Each shelf will contain 7 copper coins and 5 silver coins.
Thanks so much! :D
You're welcome, Amber.
To determine the number of shelves needed for the exhibit, we need to find the greatest common divisor (GCD) of the number of copper coins and the number of silver coins.
In this case, we have 49 copper coins and 35 silver coins. The GCD of these two numbers will give us the maximum number of shelves that can be arranged evenly.

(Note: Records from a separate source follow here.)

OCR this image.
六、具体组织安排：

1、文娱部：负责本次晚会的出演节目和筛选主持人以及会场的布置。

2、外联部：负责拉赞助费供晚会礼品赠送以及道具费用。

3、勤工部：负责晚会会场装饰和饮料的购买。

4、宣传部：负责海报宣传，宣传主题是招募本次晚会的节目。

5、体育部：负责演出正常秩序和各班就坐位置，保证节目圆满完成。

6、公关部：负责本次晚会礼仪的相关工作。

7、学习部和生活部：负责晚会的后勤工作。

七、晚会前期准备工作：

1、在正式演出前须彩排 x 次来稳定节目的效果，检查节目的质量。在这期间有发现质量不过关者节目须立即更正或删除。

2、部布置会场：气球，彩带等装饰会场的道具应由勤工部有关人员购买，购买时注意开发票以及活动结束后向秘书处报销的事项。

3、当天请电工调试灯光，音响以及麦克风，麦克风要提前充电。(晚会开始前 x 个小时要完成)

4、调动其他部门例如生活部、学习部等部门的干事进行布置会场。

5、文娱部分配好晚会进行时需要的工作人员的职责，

To find the GCD, we can use the Euclidean algorithm. The Euclidean algorithm states that the greatest common divisor of two numbers can be found by repeatedly subtracting the smaller number from the larger number until one of them becomes zero. The remaining non-zero number will be the GCD.
Let's apply the Euclidean algorithm to find the GCD of 49 and 35:
Step 1: Subtract the smaller number (35) from the larger number (49):
49 - 35 = 14
Step 2: Repeat step 1, but now the larger number becomes 35 and the smaller number becomes 14:
35 - 14 = 21
Step 3: Repeat step 1 once more:
21 - 14 = 7
Step 4: Repeat step 1:
14 - 7 = 7
Step 5: Repeat step 1 again:
7 - 7 = 0
Since one of the numbers has become zero, we stop the process. The remaining non-zero number is the GCD.
In this case, the GCD of 49 and 35 is 7.
Therefore, the museum employees will need 7 shelves for this exhibit because each shelf will have the same number of copper coins (49 / 7 = 7) and the same number of silver coins (35 / 7 = 5).